Dobbs told reporters on the Florida side postgame that he was told that the young man’s vision was not affected.
New York Mets
NO JITTERS: Bobby Parnell entered the day with two career major league saves. Had Mike Nickeas’ eighth-inning RBI not given the Mets a four-run cushion in Game 2, Parnell might have doubled that total Monday.
Parnell allowed a solo homer but nonetheless closed out the opener. He then tossed a scoreless ninth in the nightcap to complete the 5-1 win.
Terry Collins said he used Parnell in the non-save situation in Game 2 because he was already warm. Jason Isringhausen likely will close Tuesday if the Mets have a late and narrow lead.
“The nerves weren’t near as bad this time,” Parnell said, contrasting Monday’s Game 1 appearance with an Aug. 24 save at Philadelphia. “I knew what I had to do. I was more concentrated on that. It was definitely easier.”

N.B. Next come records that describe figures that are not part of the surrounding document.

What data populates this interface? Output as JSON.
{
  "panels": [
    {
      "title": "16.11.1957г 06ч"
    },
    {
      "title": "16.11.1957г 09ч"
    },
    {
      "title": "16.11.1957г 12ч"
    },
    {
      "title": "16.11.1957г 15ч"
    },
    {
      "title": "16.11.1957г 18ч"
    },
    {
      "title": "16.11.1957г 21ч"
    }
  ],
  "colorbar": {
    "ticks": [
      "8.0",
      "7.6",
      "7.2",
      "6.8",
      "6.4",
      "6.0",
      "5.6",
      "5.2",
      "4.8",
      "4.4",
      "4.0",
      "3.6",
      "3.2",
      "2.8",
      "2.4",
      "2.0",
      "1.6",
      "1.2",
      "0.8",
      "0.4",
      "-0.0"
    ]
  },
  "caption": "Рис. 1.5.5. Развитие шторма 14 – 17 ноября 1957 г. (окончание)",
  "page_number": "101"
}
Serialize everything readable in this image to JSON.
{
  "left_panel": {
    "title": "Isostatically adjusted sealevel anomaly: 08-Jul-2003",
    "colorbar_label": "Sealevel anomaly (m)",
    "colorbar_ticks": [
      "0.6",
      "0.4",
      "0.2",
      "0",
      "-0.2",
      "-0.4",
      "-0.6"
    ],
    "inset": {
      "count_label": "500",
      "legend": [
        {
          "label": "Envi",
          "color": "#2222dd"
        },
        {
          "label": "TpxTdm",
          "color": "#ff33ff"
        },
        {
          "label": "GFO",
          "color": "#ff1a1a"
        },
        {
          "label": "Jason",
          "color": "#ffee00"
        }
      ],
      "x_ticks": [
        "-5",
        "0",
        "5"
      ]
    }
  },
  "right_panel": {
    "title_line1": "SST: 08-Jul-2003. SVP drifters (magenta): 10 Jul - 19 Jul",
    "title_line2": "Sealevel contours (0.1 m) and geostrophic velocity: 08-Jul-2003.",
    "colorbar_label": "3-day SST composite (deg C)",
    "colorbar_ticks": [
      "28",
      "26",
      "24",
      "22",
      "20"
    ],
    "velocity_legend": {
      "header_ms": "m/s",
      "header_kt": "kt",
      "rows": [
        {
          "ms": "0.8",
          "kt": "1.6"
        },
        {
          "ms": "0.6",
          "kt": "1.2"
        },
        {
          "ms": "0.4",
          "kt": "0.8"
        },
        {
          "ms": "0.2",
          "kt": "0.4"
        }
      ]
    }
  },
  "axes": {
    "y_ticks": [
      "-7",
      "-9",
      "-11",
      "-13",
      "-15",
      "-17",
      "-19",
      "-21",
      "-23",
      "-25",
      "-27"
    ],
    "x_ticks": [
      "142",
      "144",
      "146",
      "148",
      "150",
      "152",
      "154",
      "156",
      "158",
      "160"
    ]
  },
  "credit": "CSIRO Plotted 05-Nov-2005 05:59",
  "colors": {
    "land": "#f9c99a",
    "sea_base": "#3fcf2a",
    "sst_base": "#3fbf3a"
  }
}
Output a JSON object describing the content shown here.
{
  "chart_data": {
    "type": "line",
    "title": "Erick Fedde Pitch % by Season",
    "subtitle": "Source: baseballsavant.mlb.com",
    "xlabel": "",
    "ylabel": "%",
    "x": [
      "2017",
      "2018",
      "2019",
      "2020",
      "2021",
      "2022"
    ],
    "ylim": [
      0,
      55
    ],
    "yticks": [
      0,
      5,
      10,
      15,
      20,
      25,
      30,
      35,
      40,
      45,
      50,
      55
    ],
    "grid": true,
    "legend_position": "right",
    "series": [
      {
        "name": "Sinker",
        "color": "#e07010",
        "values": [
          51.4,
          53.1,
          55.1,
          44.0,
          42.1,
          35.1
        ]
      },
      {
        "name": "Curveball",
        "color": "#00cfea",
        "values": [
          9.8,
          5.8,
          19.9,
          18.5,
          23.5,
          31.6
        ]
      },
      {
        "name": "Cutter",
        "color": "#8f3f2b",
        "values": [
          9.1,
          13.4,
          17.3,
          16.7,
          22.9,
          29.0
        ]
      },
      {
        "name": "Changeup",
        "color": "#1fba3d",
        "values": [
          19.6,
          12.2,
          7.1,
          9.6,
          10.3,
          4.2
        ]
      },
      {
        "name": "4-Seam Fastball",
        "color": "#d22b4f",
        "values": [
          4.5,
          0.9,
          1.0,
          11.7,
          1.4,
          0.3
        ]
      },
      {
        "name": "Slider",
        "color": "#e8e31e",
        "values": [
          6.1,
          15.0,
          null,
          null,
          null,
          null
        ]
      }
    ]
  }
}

Common sense dictates the Mets preferred Nickeas drive in the tack-on run. But did any part of Parnell want a three-run lead entering the ninth and two saves in one day?
“It would have been fun, for sure, but at this point we’ll take every run we can get and every win we can get,” Parnell said. “As long as I’m throwing in the ninth and getting that experience, it’s good.”
New York Mets
SHOULDERING LOAD: Jason Bay, who played Game 1 of the doubleheader after a three-day layoff, said his right shoulder felt fine. Bay had been scratched from Friday’s game against Atlanta.
He did not play in Monday’s nightcap -- Willie Harris started in left field -- but Bay suggested that was about it being unwise to play 18 innings the first day back from an injury. Bay originally jammed the shoulder attempting a diving catch last week in Philadelphia.
“I don’t think it should be an issue going forward,” Bay said.
NICK KNOCKS: Evans had two hits in each game of the doubleheader and is hitting .526 (10-for-19) with five RBIs in his five starts at first base since Lucas Duda has resettled in right field.
“I’ve never really gotten to play this many days in a row, so it’s exciting,” Evans said. “I love it.”
Evans, incidentally, is mulling playing winter ball with Caracas in Venezuela. That’s the team for which Duda is likely to play. It will be managed by Tim Teufel, who succeeds Dave Hudgens in that role.
SWEEP: The Mets notched their first doubleheader sweep since April 27, 2010 against the Los Angeles Dodgers. ... Duda lost a seven-game hitting streak. ... Mets starters had tossed 25 1/3 scoreless innings until Dillon Gee surrendered a solo homer to Greg Dobbs in the sixth inning of Game 2.